Amtrak complied with the act at other places on the Portland to Seattle track but “neglected to do so at this point in the track in the mad rush to open the new Bypass track before the end of the fiscal year,” the motion argued.

Amtrak’s filing argued Brown received required training, had prior runs on the Bypass — including three where he was “behind the throttle of the train” — and had a perfect score on the test about the route that included a question about the curve.

He knew about the speed limit, wasn’t looking for the right sign just before the accident, didn’t have a timetable in front of him because he said he’d memorized it and got a call from a supervisor right before the trip to remind him about the curve, the company argued.

“Despite these undisputed facts, Brown asks the Court to remove from the jury’s consideration all evidence of his own negligence, so that Amtrak will be denied its comparative negligence defense and the opportunity to make the basic causation argument that Brown’s operational negligence was the cause of his alleged injuries,” the filing said.

The law says Amtrak can’t “be denied its comparative negligence defense,” the filing said, unless the plaintiff “can establish that the defendant has violated one of the few statutes or regulation that were enacted specifically for the safety of employees.

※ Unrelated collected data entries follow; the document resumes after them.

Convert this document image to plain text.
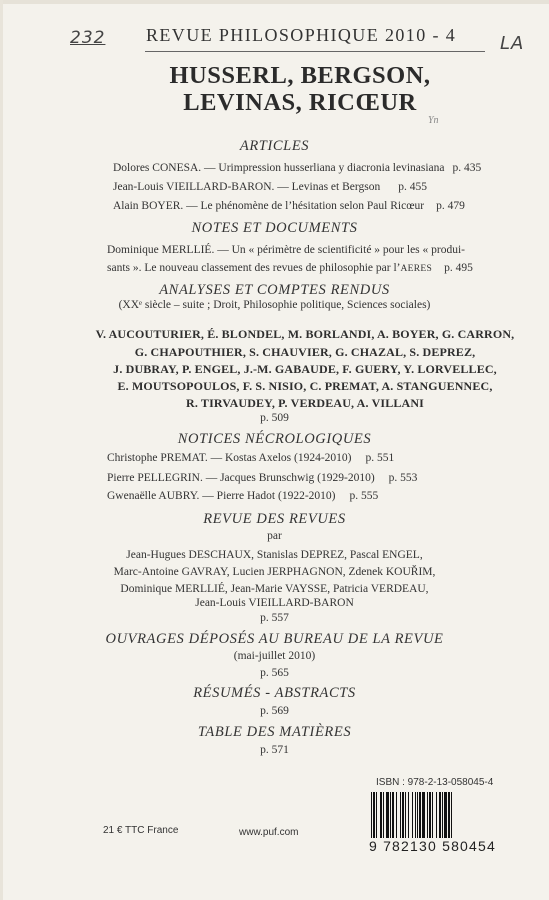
232	LA
REVUE PHILOSOPHIQUE 2010 - 4
HUSSERL, BERGSON,
LEVINAS, RICŒUR
Yn
ARTICLES
Dolores CONESA. — Urimpression husserliana y diacronia levinasiana p. 435
Jean-Louis VIEILLARD-BARON. — Levinas et Bergson p. 455
Alain BOYER. — Le phénomène de l’hésitation selon Paul Ricœur p. 479
NOTES ET DOCUMENTS
Dominique MERLLIÉ. — Un « périmètre de scientificité » pour les « produi-
sants ». Le nouveau classement des revues de philosophie par l’AERES p. 495
ANALYSES ET COMPTES RENDUS
(XXᵉ siècle – suite ; Droit, Philosophie politique, Sciences sociales)
V. AUCOUTURIER, É. BLONDEL, M. BORLANDI, A. BOYER, G. CARRON,
G. CHAPOUTHIER, S. CHAUVIER, G. CHAZAL, S. DEPREZ,
J. DUBRAY, P. ENGEL, J.-M. GABAUDE, F. GUERY, Y. LORVELLEC,
E. MOUTSOPOULOS, F. S. NISIO, C. PREMAT, A. STANGUENNEC,
R. TIRVAUDEY, P. VERDEAU, A. VILLANI
p. 509
NOTICES NÉCROLOGIQUES
Christophe PREMAT. — Kostas Axelos (1924-2010) p. 551
Pierre PELLEGRIN. — Jacques Brunschwig (1929-2010) p. 553
Gwenaëlle AUBRY. — Pierre Hadot (1922-2010) p. 555
REVUE DES REVUES
par
Jean-Hugues DESCHAUX, Stanislas DEPREZ, Pascal ENGEL,
Marc-Antoine GAVRAY, Lucien JERPHAGNON, Zdenek KOUŘIM,
Dominique MERLLIÉ, Jean-Marie VAYSSE, Patricia VERDEAU,
Jean-Louis VIEILLARD-BARON
p. 557
OUVRAGES DÉPOSÉS AU BUREAU DE LA REVUE
(mai-juillet 2010)
p. 565
RÉSUMÉS - ABSTRACTS
p. 569
TABLE DES MATIÈRES
p. 571
ISBN : 978-2-13-058045-4
9 782130 580454
21 € TTC France	www.puf.com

The FAST Act is not such a law.”

Kirkendoll disagreed, finding the section of the Fast Act in question does qualify as a safety statute under the Federal Employers Liability Act.

Amtrak’s filing went on to argue that Brown didn’t brake when the train’s overspeed alarm went off, and that instead of looking for the speed board he looked for a milepost marker, which he said was washed out by the train’s LED headlights.

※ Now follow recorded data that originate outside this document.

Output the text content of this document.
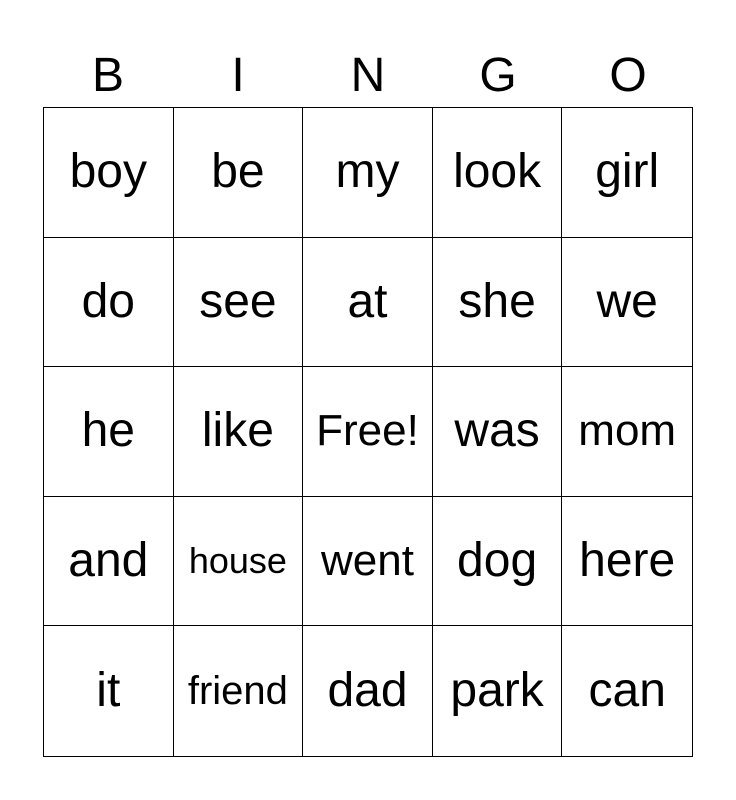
B	I	N	G	O
boy be my look girl
do see at she we
he like Free! was mom
and house went dog here
it friend dad park can
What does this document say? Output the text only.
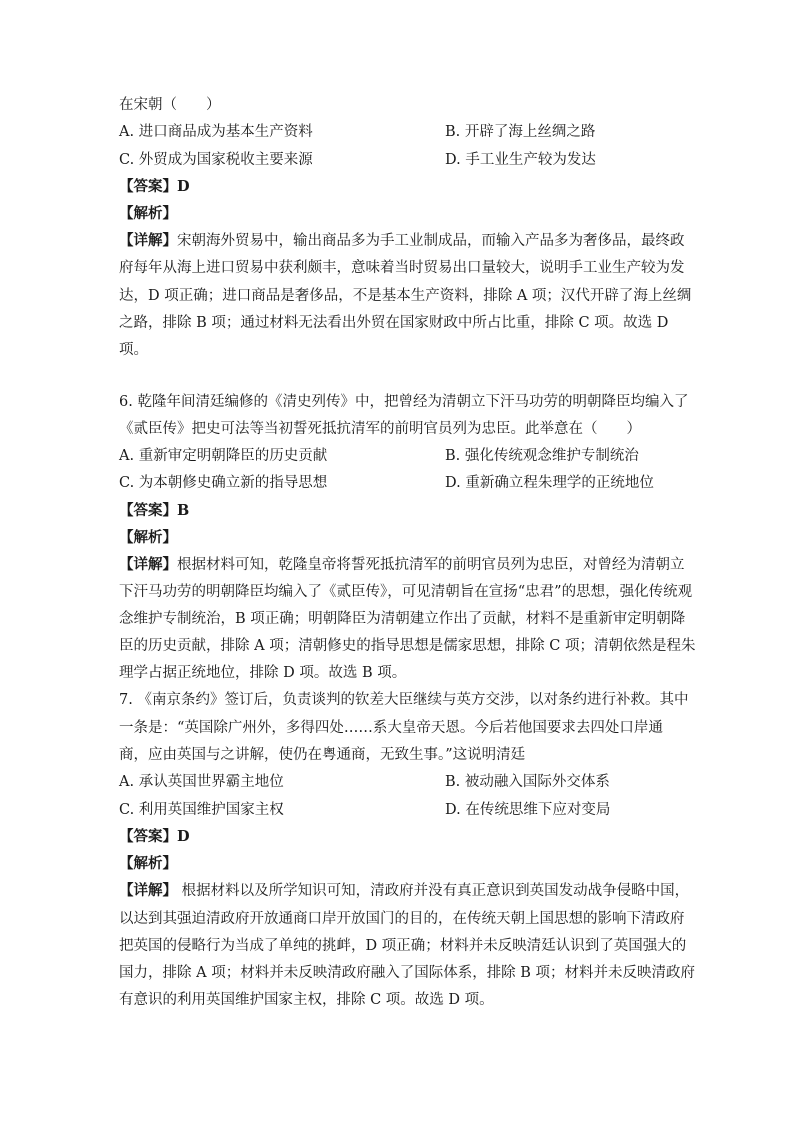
在宋朝（　　）
A. 进口商品成为基本生产资料	B. 开辟了海上丝绸之路
C. 外贸成为国家税收主要来源	D. 手工业生产较为发达
【答案】D
【解析】
【详解】宋朝海外贸易中，输出商品多为手工业制成品，而输入产品多为奢侈品，最终政
府每年从海上进口贸易中获利颇丰，意味着当时贸易出口量较大，说明手工业生产较为发
达，D 项正确；进口商品是奢侈品，不是基本生产资料，排除 A 项；汉代开辟了海上丝绸
之路，排除 B 项；通过材料无法看出外贸在国家财政中所占比重，排除 C 项。故选 D
项。
6. 乾隆年间清廷编修的《清史列传》中，把曾经为清朝立下汗马功劳的明朝降臣均编入了
《贰臣传》把史可法等当初誓死抵抗清军的前明官员列为忠臣。此举意在（　　）
A. 重新审定明朝降臣的历史贡献	B. 强化传统观念维护专制统治
C. 为本朝修史确立新的指导思想	D. 重新确立程朱理学的正统地位
【答案】B
【解析】
【详解】根据材料可知，乾隆皇帝将誓死抵抗清军的前明官员列为忠臣，对曾经为清朝立
下汗马功劳的明朝降臣均编入了《贰臣传》，可见清朝旨在宣扬“忠君”的思想，强化传统观
念维护专制统治，B 项正确；明朝降臣为清朝建立作出了贡献，材料不是重新审定明朝降
臣的历史贡献，排除 A 项；清朝修史的指导思想是儒家思想，排除 C 项；清朝依然是程朱
理学占据正统地位，排除 D 项。故选 B 项。
7. 《南京条约》签订后，负责谈判的钦差大臣继续与英方交涉，以对条约进行补救。其中
一条是：“英国除广州外，多得四处……系大皇帝天恩。今后若他国要求去四处口岸通
商，应由英国与之讲解，使仍在粤通商，无致生事。”这说明清廷
A. 承认英国世界霸主地位	B. 被动融入国际外交体系
C. 利用英国维护国家主权	D. 在传统思维下应对变局
【答案】D
【解析】
【详解】 根据材料以及所学知识可知，清政府并没有真正意识到英国发动战争侵略中国，
以达到其强迫清政府开放通商口岸开放国门的目的，在传统天朝上国思想的影响下清政府
把英国的侵略行为当成了单纯的挑衅，D 项正确；材料并未反映清廷认识到了英国强大的
国力，排除 A 项；材料并未反映清政府融入了国际体系，排除 B 项；材料并未反映清政府
有意识的利用英国维护国家主权，排除 C 项。故选 D 项。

Brown argued it was the first derailment of his career.

“He had a spotless safety record, so good that Amtrak chose him as the engineer on this highly publicized inaugural run,” his motion said.

It went on to argue: “it is foreseeable as a matter of law that an engineer might become confused about the location of a curve on a brand-new track segment and fail to slow his train at a curve. The FAST Act was enacted to prevent this exact thing from happening.”

The motion also noted that conductors were seated in the passenger cars during training for the new track, instead of the locomotive.

The day of the derailment there wasn’t an assistant conductor to deal with passengers on the run, which meant the conductor “attempted to attend to the excited train passengers on this inaugural trip and do his normal conductor duties at the same time,” the motion said.

The conductor “performing the work of two men on a crowded inaugural run for which he had not been trained, did not radio the engineer about the speed restriction before the train derailed.”

Brown also argued that a road foreman who was supposed to be with him on the run overslept and was replaced with a conductor trainee.

“With so many failures on the part of so many players, there is no possible way for a jury to conclude that Brown was the sole cause for this very foreseeable tragedy,” the motion said.

A National Transportation Safety Board report said Brown — who Amtrak hired in 2004 and promoted to engineer in 2013 — lost track of where he was on the route and was going more than twice the speed limit.

Amtrak should have trained the engineer better, and Positive Train Control (technology that slows down trains that are going too fast) should have been installed, the NTSB reported. It has since been put in place.

The NTSB also found Sound Transit should have better addressed the danger of the curve where the derailment happened, the state Department of Transportation should have made sure the route was safe, and the Federal Railroad Administration used substandard rail cars.

“The engineer was set up to fail,” NTSB Chairman Robert Sumwalt said at the time.